Dan and I enjoyed one of our best evenings of 2019 last Monday.
Our six-year-old grandson, the one I refer to online as Shine, performed in his first piano recital.
The event was held at a beautiful residential center. The room sparkled with holiday lights.
The attendees consisted of about 20 performers; parents, grandparents, and friends of those performers; and several residents of the center.
Performers’ ages ranged from about 6, like Shine, all the way through late teens.
On cue, each young pianist introduced himself or herself, announced the title of the piece, sat on the piano bench, and played.
Every performance ended with a shy bow from the performer.
Some of the pieces played lasted less than a minute. Others, from the advanced players, were longer.
The audience was enraptured.
The spectators held their collective breaths and wished each participant nothing but complete success.
After each performance, the audience applauded enthusiastically.
When Shine’s turn came, he walked hesitantly toward the grand piano at the front of the room.
In a quiet voice he faced the audience, gave his name, and announced he would be playing Spooky Halloween.
I tensed, and tears filled my eyes as he seated his small body on the bench.
His teacher had instructed him to play his short piece twice.
Shine played Spooky Halloween once.

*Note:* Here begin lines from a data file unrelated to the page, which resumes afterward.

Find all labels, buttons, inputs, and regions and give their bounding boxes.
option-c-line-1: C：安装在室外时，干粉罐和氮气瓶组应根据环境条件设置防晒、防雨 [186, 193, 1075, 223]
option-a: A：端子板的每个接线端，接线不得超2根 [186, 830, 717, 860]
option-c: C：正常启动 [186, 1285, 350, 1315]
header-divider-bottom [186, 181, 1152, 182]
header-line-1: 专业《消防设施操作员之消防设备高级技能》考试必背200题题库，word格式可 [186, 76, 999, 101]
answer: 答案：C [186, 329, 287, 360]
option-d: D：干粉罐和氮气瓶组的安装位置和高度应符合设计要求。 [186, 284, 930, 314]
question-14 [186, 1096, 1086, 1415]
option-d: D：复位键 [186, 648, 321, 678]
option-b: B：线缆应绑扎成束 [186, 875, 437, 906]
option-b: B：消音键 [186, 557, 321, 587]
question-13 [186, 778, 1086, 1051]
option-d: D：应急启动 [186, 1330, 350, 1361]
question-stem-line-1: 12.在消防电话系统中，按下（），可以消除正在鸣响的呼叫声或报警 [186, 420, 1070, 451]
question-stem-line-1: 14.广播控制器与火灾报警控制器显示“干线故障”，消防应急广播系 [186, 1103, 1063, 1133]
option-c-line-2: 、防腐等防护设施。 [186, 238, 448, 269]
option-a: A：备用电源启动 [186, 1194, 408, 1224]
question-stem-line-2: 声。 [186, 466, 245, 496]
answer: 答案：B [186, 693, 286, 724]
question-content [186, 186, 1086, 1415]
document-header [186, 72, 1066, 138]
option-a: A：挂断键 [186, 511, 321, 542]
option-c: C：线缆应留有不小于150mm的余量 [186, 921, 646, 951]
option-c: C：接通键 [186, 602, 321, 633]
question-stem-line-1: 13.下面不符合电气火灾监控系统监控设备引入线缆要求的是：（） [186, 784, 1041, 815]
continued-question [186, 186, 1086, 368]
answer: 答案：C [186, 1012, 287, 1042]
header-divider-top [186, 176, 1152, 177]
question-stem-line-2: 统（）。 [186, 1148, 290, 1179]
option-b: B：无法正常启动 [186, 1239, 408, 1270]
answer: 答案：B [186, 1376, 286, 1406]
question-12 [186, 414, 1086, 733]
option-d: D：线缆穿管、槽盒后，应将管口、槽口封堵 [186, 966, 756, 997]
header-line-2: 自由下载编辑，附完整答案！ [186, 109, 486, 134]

Then he halted.
He looked at his mom in the audience. She gave him a smile, a nod, and a thumbs-up.
He then looked at his teacher, who also smiled, held up her pointer finger and whispered, “One more time.”
The audience listened to the song being played again.
Shine rose, bowed, and received an approving applause.
What a picture of the way life should be: Each participant doing his or her best at a chosen honorable endeavor, and everyone else applauding and encouraging.
All the pianists were outstanding. I would award first place to each of them.
But the grand prize I give to the supporting cast, the audience.
They were spectacular.
Each of us performs individually, but life is a team sport.